A presidente Dilma Rousseff chegou ontem a Ufá,
capital do Bascortostão, na Rússia, onde se juntará aos chefes de governo da
Rússia, Índia, China e África do Sul para o sétimo encontro anual do Brics. A
cúpula de dois dias, em uma das mais belas regiões russas, nas encostas dos
Montes Urais, iniciou com um jantar típico oferecido aos líderes políticos.
Na agenda prioritária dos líderes está o acordo sobre o Novo Banco de
Desenvolvimento (NDB) ou Banco do Brics, que entrou em vigor na semana passada.
Eles vão discutir detalhes sobre o funcionamento da nova instituição, que terá
sede em Xangai, na China, e será presidida pelo banqueiro indiano K. V. Kamath,
tendo como vice o economista brasileiro Paulo Nogueira Batista Junior.
O banco, que começa a operar no ano que vem, terá capital inicial de US$ 50
bilhões, divididos em partes iguais entre os membros. Com ele, os
países-membros do Brics esperam reduzir o domínio do FMI e do Banco Mundial
sobre o sistema financeiro global e criar espaço para outras moedas, além do
dólar americano, no comércio internacional. A instituição financiará projetos
de infraestrutura nos países do Brics, mas as operações podem ser estendidas a
países em desenvolvimento que desejem fazer empréstimos.

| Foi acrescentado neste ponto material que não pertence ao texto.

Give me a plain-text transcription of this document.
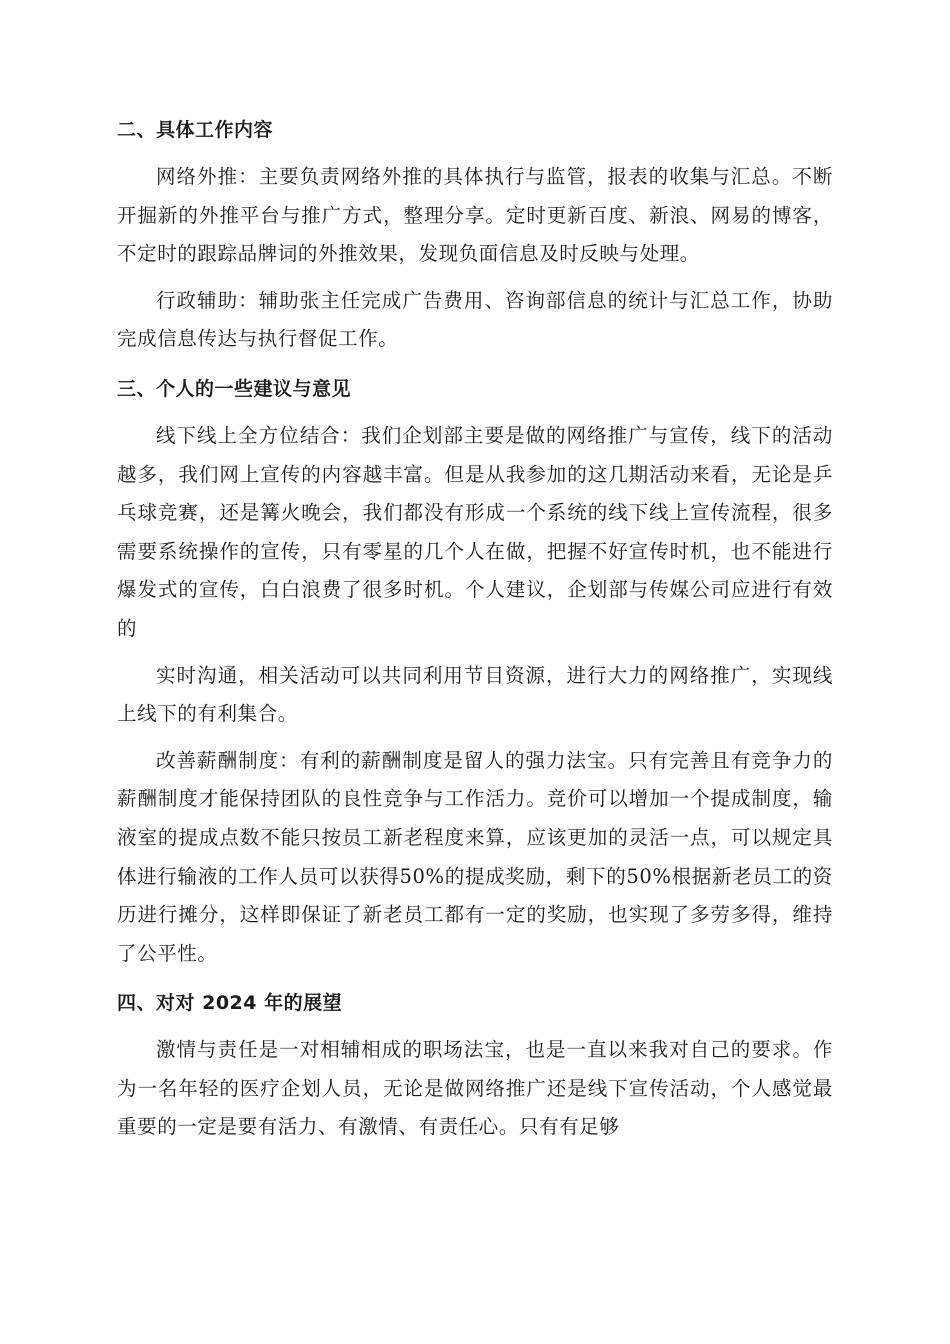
二、具体工作内容

网络外推：主要负责网络外推的具体执行与监管，报表的收集与汇总。不断开掘新的外推平台与推广方式，整理分享。定时更新百度、新浪、网易的博客，不定时的跟踪品牌词的外推效果，发现负面信息及时反映与处理。

行政辅助：辅助张主任完成广告费用、咨询部信息的统计与汇总工作，协助完成信息传达与执行督促工作。

三、个人的一些建议与意见

线下线上全方位结合：我们企划部主要是做的网络推广与宣传，线下的活动越多，我们网上宣传的内容越丰富。但是从我参加的这几期活动来看，无论是乒乓球竞赛，还是篝火晚会，我们都没有形成一个系统的线下线上宣传流程，很多需要系统操作的宣传，只有零星的几个人在做，把握不好宣传时机，也不能进行爆发式的宣传，白白浪费了很多时机。个人建议，企划部与传媒公司应进行有效的

实时沟通，相关活动可以共同利用节目资源，进行大力的网络推广，实现线上线下的有利集合。

改善薪酬制度：有利的薪酬制度是留人的强力法宝。只有完善且有竞争力的薪酬制度才能保持团队的良性竞争与工作活力。竞价可以增加一个提成制度，输液室的提成点数不能只按员工新老程度来算，应该更加的灵活一点，可以规定具体进行输液的工作人员可以获得50%的提成奖励，剩下的50%根据新老员工的资历进行摊分，这样即保证了新老员工都有一定的奖励，也实现了多劳多得，维持了公平性。

四、对对 2024 年的展望

激情与责任是一对相辅相成的职场法宝，也是一直以来我对自己的要求。作为一名年轻的医疗企划人员，无论是做网络推广还是线下宣传活动，个人感觉最重要的一定是要有活力、有激情、有责任心。只有有足够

A criação do NDB ocorreu em julho do ano passado, na última reunião do Brics,
em Fortaleza, no Ceará. Na ocasião, também foi lançado o Arranjo Contingente de
Reservas (CRA na sigla em inglês) no valor de US$ 100 bilhões, dos quais US$ 41
bilhões virão da China. O Brasil, a Rússia e a Índia contribuirão com US$ 18
bilhões cada e a África do Sul aportará US$ 5 bilhões. A cúpula também servirá
para discutir ações de cooperação econômica e comercial entre os países do
bloco, englobando setores como energia e infraestrutura. O Brics representa um
quinto da economia mundial e 40% da população do planeta.
Os países do Brics não pretendem incluir a atual crise na Grécia como tema de
debates de sua cúpula que começa hoje. O subsecretário-geral do Itamaraty, José
Alfredo Graça Lima, assegurou que as turbulências envolvendo a Grécia e a União
Europeia não entraram na pauta das reuniões preparatórias e, em princípio, não
deverão ser citadas na declaração final do encontro.
O presidente chinês, Xi Jinping, o primeiro-ministro indiano, Narendra Modi, e o
presidente Sul-Africano, Jacob Zuma, chegaram durante a manhã a Ufá e tiveram
encontros bilaterais com o presidente russo, Vladimir Putin. Para o líder
russo, a cúpula é uma oportunidade de mostrar ao ocidente que Moscou não está
isolada, mesmo com a suspensão do país do grupo G8 - as nações mais
industrializadas do mundo -, por causa da anexação da Crimeia, em março do ano
passado.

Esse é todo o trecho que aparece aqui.